# APR BHP / Torque



## kmpowell (May 6, 2002)

Ok, im a bit confused now ???

I have been putting off the idea of getting a 1.8T, becasue the torque is shite compared to the PD.

However, i was going to get it chipped, looked around and then i came across APR, who claim an output of a chipped 1.8T is getting near the output of a chiiped PD???

MRK 4 1.8T

MRK 4 PD

How can they manage that and is it a reliable figure?

How can you tell if you have a VVT engine to get the more BHP from teh program?


----------



## coupe-sport (May 7, 2002)

Kev - the diesels are quite safe conversions as its only the fueling and timing of the fueling point that is modified - boost pressure if raised at all, is only raised slightly.
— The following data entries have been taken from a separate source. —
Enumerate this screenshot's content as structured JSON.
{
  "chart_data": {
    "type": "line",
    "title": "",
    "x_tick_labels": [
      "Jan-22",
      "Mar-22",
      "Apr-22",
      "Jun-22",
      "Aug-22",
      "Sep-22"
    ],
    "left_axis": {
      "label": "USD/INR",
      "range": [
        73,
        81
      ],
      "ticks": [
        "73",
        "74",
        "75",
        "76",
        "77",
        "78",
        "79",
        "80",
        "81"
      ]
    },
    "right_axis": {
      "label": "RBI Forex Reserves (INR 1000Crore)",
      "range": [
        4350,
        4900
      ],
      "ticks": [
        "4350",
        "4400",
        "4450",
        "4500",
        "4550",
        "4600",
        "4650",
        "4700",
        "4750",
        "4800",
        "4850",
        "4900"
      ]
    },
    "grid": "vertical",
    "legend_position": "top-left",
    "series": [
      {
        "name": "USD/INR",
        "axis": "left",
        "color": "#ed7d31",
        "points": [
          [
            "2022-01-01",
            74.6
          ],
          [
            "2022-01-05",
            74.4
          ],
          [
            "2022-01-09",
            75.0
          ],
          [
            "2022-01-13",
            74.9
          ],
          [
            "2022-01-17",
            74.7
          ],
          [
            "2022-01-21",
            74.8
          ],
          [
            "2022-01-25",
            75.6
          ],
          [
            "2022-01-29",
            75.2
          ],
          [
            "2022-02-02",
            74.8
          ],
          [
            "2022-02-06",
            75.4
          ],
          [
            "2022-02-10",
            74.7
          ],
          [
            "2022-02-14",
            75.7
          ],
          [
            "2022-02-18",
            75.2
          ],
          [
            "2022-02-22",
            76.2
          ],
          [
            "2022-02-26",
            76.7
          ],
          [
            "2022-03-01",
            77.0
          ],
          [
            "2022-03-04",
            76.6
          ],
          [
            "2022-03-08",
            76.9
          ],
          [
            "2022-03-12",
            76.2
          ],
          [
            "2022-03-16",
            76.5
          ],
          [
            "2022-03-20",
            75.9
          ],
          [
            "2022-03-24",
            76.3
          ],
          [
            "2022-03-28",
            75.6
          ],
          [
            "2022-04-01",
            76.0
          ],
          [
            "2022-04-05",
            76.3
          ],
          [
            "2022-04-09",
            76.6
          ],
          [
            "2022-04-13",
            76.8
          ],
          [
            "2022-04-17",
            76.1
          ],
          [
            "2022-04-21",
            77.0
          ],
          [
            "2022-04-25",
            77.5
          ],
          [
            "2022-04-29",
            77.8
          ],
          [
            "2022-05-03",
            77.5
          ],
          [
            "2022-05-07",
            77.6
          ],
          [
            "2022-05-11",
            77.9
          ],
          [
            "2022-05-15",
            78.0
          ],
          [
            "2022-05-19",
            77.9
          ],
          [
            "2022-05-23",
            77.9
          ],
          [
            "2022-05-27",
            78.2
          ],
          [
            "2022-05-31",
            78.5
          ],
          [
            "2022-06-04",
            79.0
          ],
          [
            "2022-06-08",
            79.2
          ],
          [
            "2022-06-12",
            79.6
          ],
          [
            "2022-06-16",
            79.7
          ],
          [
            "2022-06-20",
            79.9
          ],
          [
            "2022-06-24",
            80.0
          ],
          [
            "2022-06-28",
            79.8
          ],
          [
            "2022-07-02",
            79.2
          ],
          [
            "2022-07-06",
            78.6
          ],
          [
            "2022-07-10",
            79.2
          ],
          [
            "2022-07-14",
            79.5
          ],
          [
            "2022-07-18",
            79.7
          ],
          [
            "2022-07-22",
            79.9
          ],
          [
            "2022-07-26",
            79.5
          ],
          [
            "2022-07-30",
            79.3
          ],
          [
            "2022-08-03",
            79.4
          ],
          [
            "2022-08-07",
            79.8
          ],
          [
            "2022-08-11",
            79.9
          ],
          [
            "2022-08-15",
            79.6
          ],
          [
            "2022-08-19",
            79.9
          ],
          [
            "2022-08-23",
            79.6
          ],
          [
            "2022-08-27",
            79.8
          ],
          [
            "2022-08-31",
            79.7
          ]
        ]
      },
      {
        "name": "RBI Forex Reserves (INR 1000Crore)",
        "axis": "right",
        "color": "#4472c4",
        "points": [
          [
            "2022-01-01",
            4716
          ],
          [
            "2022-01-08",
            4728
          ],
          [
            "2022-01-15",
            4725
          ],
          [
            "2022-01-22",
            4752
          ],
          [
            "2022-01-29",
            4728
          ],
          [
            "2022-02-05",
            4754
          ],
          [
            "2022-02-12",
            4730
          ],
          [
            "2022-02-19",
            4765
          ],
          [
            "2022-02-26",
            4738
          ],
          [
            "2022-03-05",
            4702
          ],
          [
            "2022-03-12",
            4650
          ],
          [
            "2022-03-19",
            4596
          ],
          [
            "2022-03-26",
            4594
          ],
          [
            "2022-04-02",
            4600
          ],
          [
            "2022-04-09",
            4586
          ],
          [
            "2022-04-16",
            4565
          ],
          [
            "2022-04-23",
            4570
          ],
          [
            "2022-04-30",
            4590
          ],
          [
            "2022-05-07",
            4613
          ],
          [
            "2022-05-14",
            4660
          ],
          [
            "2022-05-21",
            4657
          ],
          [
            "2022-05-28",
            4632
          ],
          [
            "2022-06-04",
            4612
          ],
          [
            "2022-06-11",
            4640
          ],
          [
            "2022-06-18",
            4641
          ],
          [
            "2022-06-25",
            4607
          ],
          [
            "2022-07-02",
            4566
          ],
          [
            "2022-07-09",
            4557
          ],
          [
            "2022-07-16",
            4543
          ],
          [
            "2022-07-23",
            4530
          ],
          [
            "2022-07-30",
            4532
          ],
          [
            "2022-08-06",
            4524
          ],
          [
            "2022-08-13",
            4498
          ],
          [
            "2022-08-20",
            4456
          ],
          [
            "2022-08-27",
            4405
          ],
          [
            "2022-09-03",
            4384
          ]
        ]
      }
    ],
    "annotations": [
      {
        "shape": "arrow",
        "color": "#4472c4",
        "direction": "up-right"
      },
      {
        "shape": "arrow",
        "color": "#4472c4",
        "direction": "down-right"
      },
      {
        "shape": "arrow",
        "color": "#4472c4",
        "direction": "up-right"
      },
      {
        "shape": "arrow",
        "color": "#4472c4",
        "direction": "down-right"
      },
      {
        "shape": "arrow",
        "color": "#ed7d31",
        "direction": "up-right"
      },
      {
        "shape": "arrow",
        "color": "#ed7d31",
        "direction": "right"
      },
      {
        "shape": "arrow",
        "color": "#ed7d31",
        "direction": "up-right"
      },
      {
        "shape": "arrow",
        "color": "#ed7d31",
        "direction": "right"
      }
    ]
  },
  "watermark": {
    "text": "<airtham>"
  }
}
I'd test drive a 150 diesel vrs 150 petrol if i was you. I had a 150 petrol for 2 weeks and it was crap - smooth yes but no urge compared to the PD. Then compare 33mpg to 52 mpg, torque etc etc...


----------



## kmpowell (May 6, 2002)

James, i think a 150 is going to be out of my price range  , i want maximum power and torque, so with 10k max to spend im prob going to be looking at the following...

150 1.8T
or
110 1.9PD
or
130 1.9PD (at a very remote push)

Looking at all the chips available and what bhp/torque i can get for each, what would you get?


----------



## coupe-sport (May 7, 2002)

well if its not a 130Tdi then i'd go for the 1.8T and visit APR...


----------



## coupe-sport (May 7, 2002)

... oh and stop off at milltek on the way


----------



## kmpowell (May 6, 2002)

Cheers James, i think the 1.8T is going to be my option. 

Next Question....

How can you spot if i am buying a newer VVT engine to get the more BHP from the program? Are there dates or paperwork to show this on the documentation?

Cheers


----------



## coupe-sport (May 7, 2002)

i'm not sure Kev - early 1.8T's were normal throttle and i'm wondering if VVT was introduced when they went over to the drive by wire throttle ? ... whenever that was ???

rgds


----------



## pette (May 7, 2002)

I had a '97 A3 1.8T which didn't have drive by wire throttle but was VVT, if that's any help?
To be honest I thought all the 150 Bhp 1.8T motors were...


----------



## pette (May 7, 2002)

Jeez,

Just looked at those diesel graphs. I can't belive they achive that by fueling mods alone. The boost must be increased...


----------



## coupe-sport (May 7, 2002)

i'm pretty sure it isn't - mosty oil burning tuning takes advantage of the fact that the fuel map isnt optimised for power but smoke and emissions - by changing the timing slightly the power goes up, NoX emissions increase slightly...

The results i've seen of APRs work on the 150 Pdi engine, is the power, smoother and quieter and less smoke on acceleration...


----------